On les pensait inoffensifs, voire protecteurs. Et pourtant, les nuages qui survolent les océans semblent de moins en moins capables de renvoyer la lumière solaire vers l’espace. En clair : ils laissent passer plus de chaleur, contribuant à un réchauffement accru de la planète. Un phénomène récemment mis en lumière par des chercheurs britanniques, qui soulève un paradoxe troublant : et si l’air plus propre que nous respirons aujourd’hui… favorisait indirectement le changement climatique ?
Des nuages réfléchissant moins la lumière solaire
Le pouvoir réfléchissant d’une surface, autrement dit sa capacité à renvoyer les rayons du soleil porte un nom : l’albédo. Compris entre entre 0 et 100, la valeur de l’albédo défini cette capacité réfléchissante, 0 correspondant à une surface absorbant tous les rayons et 100, à une surface renvoyant tous les rayons.
Il y a quelques années, des chercheurs avaient découvert que la fonte de la glace de mer en Antarctique avait pour conséquence une augmentation de la capacité de l’océan à absorber la lumière du soleil.

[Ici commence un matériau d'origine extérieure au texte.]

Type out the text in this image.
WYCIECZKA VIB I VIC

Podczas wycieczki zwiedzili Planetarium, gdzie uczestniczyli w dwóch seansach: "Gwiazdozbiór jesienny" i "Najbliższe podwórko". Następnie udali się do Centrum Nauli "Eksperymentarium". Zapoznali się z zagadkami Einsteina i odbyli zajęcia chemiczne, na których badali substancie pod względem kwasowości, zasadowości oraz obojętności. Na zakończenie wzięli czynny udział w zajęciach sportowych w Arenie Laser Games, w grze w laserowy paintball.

Si ce phénomène s’ajoute aux émissions de gaz à effet de serre (GES) dont le rôle dans le réchauffement climatique n’est plus à prouver, un autre phénomène vient d’être mis à jour dans le cadre d’une étude publiée dans la revue Environmental Research Letters le 11 mars 2025.
Selon les experts en météorologie de l’Université de Reading (Royaume-Uni), ce phénomène se déroule dans le ciel. Au-dessus de la mer, les nuages réfléchissent moins de lumière solaire qu’auparavant. Ceci concerne diverses régions du globe, notamment le large des côtes de la Chine, de la Californie (États-Unis) et de la Namibie.

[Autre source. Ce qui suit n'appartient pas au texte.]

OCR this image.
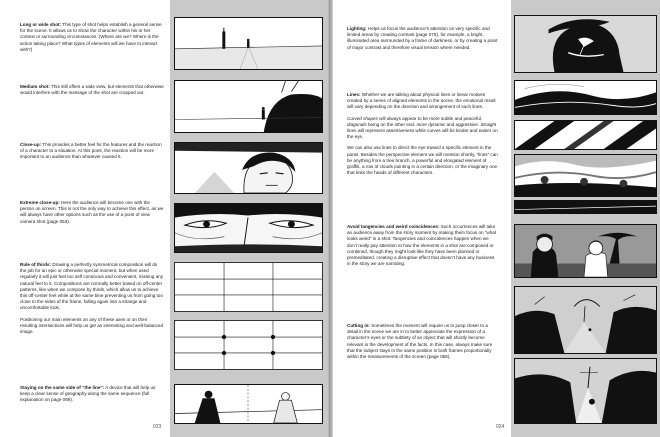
Long or wide shot: This type of shot helps establish a general sense for the scene. It allows us to show the character within his or her context or surrounding circumstances. (Where are we? Where is the action taking place? What types of elements will we have to interact with?)
Medium shot: This still offers a wide view, but elements that otherwise would interfere with the message of the shot are cropped out.
Close-up: This provides a better feel for the features and the reaction of a character to a situation. At this point, the reaction will be more important to an audience than whatever caused it.
Extreme close-up: Here the audience will become one with the person on screen. This is not the only way to achieve this effect, as we will always have other options such as the use of a point of view camera shot (page 053).
Rule of thirds: Drawing a perfectly symmetrical composition will do the job for an epic or otherwise special moment, but when used regularly it will just feel too self conscious and convenient, missing any natural feel to it. Compositions are normally better based on off-center patterns, like when we compose by thirds, which allow us to achieve this off-center feel while at the same time preventing us from going too close to the sides of the frame, falling again into a strange and uncomfortable look.
Positioning our main elements on any of these axes or on their resulting intersections will help us get an interesting and well-balanced image.
Staying on the same side of “the line”: A device that will help us keep a clear sense of geography along the same sequence (full explanation on page 069).
023
Lighting: Helps us focus the audience’s attention on very specific and limited areas by creating contrast (page 075), for example, a bright, illuminated area surrounded by a frame of darkness, or by creating a point of major contrast and therefore visual tension where needed.
Lines: Whether we are talking about physical lines or linear motives created by a series of aligned elements in the scene, the emotional result will vary depending on the direction and arrangement of such lines.
Curved shapes will always appear to be more subtle and peaceful, diagonals being on the other end, more dynamic and aggressive. Straight lines will represent assertiveness while curves will be kinder and easier on the eye.
We can also use lines to direct the eye toward a specific element in the panel. Besides the perspective element we will mention shortly, “lines” can be anything from a tree branch, a powerful and elongated element of graffiti, a row of clouds pointing in a certain direction, or the imaginary one that links the heads of different characters.
Avoid tangencies and weird coincidences: Such occurrences will take an audience away from the story moment by making them focus on “what looks weird” in a shot. Tangencies and coincidences happen when we don’t really pay attention to how the elements in a shot are composed or combined, though they might look like they have been planned or premeditated, creating a disruptive effect that doesn’t have any business in the story we are narrating.
Cutting in: Sometimes the moment will require us to jump closer to a detail in the scene we are in to better appreciate the expression of a character’s eyes or the subtlety of an object that will shortly become relevant in the development of the facts. In this case, always make sure that the subject stays in the same position in both frames proportionally within the measurements of the screen (page 055).
024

Crédits : capture infographie / Institut Pierre-Simon-Laplace (IPSL)
Plusieurs incertitudes persistent
Comme le rappellent les auteurs de l’étude, la Terre est une sorte de miroir revoyant la lumière du soleil vers l’espace. Or, ce miroir devient de plus en plus « sale » au fil du temps. Toutefois, plusieurs interrogations demeurent en ce qui concerne le processus. En effet, les chercheurs ne savent pas encore si les nuages « fondent » sous l’effet de l’augmentation des températures ou si la pollution atmosphérique éclaircissant habituellement le fameux miroir est en train de s’estomper. Précisons tout de même qu’en brulant divers combustibles fossiles, l’humanité émet des gaz à effet de serre mais également des aérosols tels que les oxydes de soufre (SOx), capables de générer des nuages.
Après avoir examiné le réchauffement à l’œuvre entre 2022 et 2023, les auteurs ont découvert que la surface de l’océan avant subi un réchauffement plus rapide que l’évaluation qui en avait été faite en incluant seulement l’influence de l’effet de serre sur sa capacité à absorber la lumière. Pour les chercheurs, il se pourrait que la chaleur se concentre dans une couche de l’océan moins profonde qu’habituellement. Il est également possible que la chaleur en excès faisant l’objet d’un stockage dans les couches plus profondes remontent vers la surface, une théorie à associer aux conditions du phénomène El Nino en 2023, lorsque l’eau chaude des fonds marins avait regagné la surface dans l’océan Pacifique.
L’étude a également permis d’évoquer le cas de la Chine, particulièrement touchée par cette baisse de l’albédo, celle-ci s’expliquant certainement par les importants efforts de réduction de la pollution atmosphérique. Néanmoins, si réduire la pollution de l’air est bénéfique sur le plan de la santé publique, un air plus propre laisse davantage de lumière solaire traverser l’atmosphère et les nuages, augmentant ainsi le réchauffement en surface. Or, le phénomène se déroulant en Chine est tel que ce dernier pourrait bouleverser certains modèles climatiques plus larges, notamment dans le Pacifique Nord.